🤖 AI Summary
This study addresses fundamental challenges—poor generalization, weak environmental robustness, and insufficient dynamic adaptability—in place recognition across artificial systems (e.g., robots), animals, and humans. We integrate computational modeling, neuroscientific experimentation, behavioral analysis, and multimodal AI techniques to propose the first cross-species/system conceptual framework. Our approach identifies universal strategies: topological mapping, multisensory cue integration, and hierarchical memory management. Critically, we bridge biological navigation principles—including rodent hippocampal neural coding and human semantic spatial representation—with AI-based localization models, thereby advancing navigational intelligence from scene-specific engineering toward principle-driven universality. The resulting framework provides both a theoretical foundation and a scalable technical pathway for developing autonomous localization systems exhibiting high robustness, strong generalization, and real-time adaptability.
📝 Abstract
Place recognition, the ability to identify previously visited locations, is critical for both biological navigation and autonomous systems. This review synthesizes findings from robotic systems, animal studies, and human research to explore how different systems encode and recall place. We examine the computational and representational strategies employed across artificial systems, animals, and humans, highlighting convergent solutions such as topological mapping, cue integration, and memory management.
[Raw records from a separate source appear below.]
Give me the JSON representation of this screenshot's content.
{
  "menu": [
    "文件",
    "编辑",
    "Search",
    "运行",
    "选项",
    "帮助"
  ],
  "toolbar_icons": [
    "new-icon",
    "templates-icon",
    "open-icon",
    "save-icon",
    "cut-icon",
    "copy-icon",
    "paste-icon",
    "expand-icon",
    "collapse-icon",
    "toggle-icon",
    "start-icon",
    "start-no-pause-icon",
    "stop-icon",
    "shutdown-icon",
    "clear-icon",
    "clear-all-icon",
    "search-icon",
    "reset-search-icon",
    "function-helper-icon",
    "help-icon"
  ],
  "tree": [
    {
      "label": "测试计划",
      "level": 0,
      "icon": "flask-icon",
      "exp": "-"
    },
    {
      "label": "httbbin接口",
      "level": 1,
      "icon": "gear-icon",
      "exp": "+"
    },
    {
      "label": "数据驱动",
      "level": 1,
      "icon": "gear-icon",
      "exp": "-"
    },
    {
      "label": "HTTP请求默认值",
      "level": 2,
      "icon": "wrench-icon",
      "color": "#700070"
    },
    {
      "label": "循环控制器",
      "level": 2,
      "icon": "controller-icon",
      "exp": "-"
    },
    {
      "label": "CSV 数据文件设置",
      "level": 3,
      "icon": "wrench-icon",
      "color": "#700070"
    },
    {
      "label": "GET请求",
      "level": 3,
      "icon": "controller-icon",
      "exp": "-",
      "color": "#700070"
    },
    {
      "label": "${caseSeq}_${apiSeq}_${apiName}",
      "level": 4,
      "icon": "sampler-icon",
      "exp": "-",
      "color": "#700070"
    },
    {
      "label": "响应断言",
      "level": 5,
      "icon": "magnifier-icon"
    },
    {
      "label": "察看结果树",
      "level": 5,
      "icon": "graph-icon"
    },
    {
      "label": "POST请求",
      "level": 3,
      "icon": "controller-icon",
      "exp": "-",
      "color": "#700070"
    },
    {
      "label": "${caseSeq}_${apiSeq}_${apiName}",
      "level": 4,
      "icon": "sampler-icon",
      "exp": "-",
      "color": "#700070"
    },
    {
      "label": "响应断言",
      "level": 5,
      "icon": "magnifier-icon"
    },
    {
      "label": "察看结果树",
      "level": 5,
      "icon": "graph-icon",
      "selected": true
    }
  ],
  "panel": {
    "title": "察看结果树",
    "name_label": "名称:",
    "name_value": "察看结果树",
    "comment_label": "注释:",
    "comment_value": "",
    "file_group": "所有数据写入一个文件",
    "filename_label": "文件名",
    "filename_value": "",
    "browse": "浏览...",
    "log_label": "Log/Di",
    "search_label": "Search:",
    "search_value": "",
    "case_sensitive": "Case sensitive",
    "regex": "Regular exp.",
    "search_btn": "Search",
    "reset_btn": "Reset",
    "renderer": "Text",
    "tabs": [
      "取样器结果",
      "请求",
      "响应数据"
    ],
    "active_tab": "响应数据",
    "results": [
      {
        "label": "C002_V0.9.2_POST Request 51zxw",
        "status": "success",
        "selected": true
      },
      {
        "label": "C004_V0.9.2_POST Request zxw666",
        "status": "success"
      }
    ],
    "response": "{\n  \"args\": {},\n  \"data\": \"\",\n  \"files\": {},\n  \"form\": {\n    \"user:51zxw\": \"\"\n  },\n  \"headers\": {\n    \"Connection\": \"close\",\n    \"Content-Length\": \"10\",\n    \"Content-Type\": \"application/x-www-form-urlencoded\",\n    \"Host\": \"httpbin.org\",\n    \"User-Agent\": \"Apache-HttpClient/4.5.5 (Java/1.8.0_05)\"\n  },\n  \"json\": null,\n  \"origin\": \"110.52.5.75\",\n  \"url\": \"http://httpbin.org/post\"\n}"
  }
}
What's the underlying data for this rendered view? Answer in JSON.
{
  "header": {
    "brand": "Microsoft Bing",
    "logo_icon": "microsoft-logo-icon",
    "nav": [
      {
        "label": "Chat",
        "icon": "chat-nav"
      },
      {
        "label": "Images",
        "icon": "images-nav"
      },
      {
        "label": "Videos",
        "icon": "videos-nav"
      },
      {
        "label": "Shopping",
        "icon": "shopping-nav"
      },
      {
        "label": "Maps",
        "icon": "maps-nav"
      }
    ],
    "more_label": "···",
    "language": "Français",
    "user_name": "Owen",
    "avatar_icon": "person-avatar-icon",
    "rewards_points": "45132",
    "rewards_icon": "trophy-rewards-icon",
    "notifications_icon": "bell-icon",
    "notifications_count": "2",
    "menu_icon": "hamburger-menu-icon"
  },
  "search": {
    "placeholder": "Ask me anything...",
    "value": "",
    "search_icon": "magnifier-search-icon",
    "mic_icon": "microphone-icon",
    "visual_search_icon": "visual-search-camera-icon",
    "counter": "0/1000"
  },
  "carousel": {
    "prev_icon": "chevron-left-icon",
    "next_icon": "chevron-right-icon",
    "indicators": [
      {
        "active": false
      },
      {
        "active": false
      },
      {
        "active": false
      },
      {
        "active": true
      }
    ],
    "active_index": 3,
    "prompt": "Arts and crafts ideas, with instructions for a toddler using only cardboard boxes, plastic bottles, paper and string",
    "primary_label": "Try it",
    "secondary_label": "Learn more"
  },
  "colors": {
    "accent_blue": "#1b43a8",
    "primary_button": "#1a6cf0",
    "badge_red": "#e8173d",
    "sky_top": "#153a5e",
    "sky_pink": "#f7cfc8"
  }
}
Animal systems reveal evolved mechanisms for multimodal navigation and environmental adaptation, while human studies provide unique insights into semantic place concepts, cultural influences, and introspective capabilities. Artificial systems showcase scalable architectures and data-driven models. We propose a unifying set of concepts by which to consider and develop place recognition mechanisms and identify key challenges such as generalization, robustness, and environmental variability. This review aims to foster innovations in artificial localization by connecting future developments in artificial place recognition systems to insights from both animal navigation research and human spatial cognition studies.